Interview Highlights: Jeff Koons on Charlie Rose
After more than 30 years in the art world, when mentioned, the name of Jeff Koons still makes controversy and headlines. What is it about him that makes people so fascinated that even Charlie Rose decided to dedicate the whole episode to him (by contrast, Richard Serra got only 30 minutes)? The two talked about, as Rose emphasised ‘Koons having a moment’, his current ‘Retrospective’ at the Whitney Museum, and his take on the art he makes, as well as his attitude towards his critics. ‘I’ve been doing exactly what I’ve been wanting to do and it makes me feel even more ambitious. I still wanna do more. I want to exercise the freedom that we have for the gesture. The things you really wanna do are the hardest things.’
Best Work Is Yet To Come
Even though he is one of the, if not the most talked about artist in the world right now, Koons doesn’t see his artwork being at the zenith, he still sees in it a space to build, grow and develop. He likes to be surrounded by art all the time, but not his own: ‘I tend to live with art of other artists. I think Picasso gave himself the most amount of freedom when he was nearly 90 years of age. His works are so layered, accomplished, with so much energy, the energy of a 24 year old, but with all the wisdom, and the knowledge, and the vast amount of human information are in those late works’.

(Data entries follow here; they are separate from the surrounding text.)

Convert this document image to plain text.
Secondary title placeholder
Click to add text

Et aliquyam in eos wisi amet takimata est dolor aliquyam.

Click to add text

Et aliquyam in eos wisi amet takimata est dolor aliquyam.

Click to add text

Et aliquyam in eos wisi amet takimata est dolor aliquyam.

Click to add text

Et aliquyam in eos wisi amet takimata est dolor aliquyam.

The retrospective of his work at Whitney made Koons retrospect his own life and the journey he took that eventually brought him where he is today: ‘It all started by me not having any idea of what the fine arts are. Art was presented to me as a tool – to draw, to replicate something, and when I was really young I drew something and my parents came up to me and kind of padded me on the back and that gave me a sense of self. But it wasn’t until I got to college that I had any understanding that art is something that connects you so effortlessly to your community, to your society and that you can deal with sociology and philosophy… The work at Whitney is trying to have a discourse, a wide variety area of human disciplines.’
Back To the Roots
After having numerous exhibitions in Europe, Koons thought this is the right time to exhibit at Whitney – he got the whole space just for him and, as he says, it was a great chance to bring everything together, in his home town, where he’s on the ground as an artist. Some of the works exhibited were finished just days before the show, like ‘Liberty Bell’, but ‘this is all natural’. Koons remembered his first days at college, not knowing any of the big artists, and thinking how this affected his art: ‘When we went inside the Baltimore Museum, I looked at the paintings and didn’t recognize them. And I think I survived that moment, a lot of people were destroyed by that, and so I always felt that I wanted to do work that people would not feel they had to bring anything to the table other than who they are up to that moment, that they’re perfect. Art is about them, it’s about their possibility, and to empower people.’
On the Critics
Looking back on his critics, Koons admits that their opinions are important. However, he seems fully aware of the fact that you can’t please everyone: ‘I’m trying not to lose anyone, and I’m trying as a human being with the best of my abilities to make the best work I can, and to try to bring about something positive and informing to my life and to community. As a human being, as an artist, I try to be honest, I try to make my works about the things I respond to. I know my moral intentions are sound’.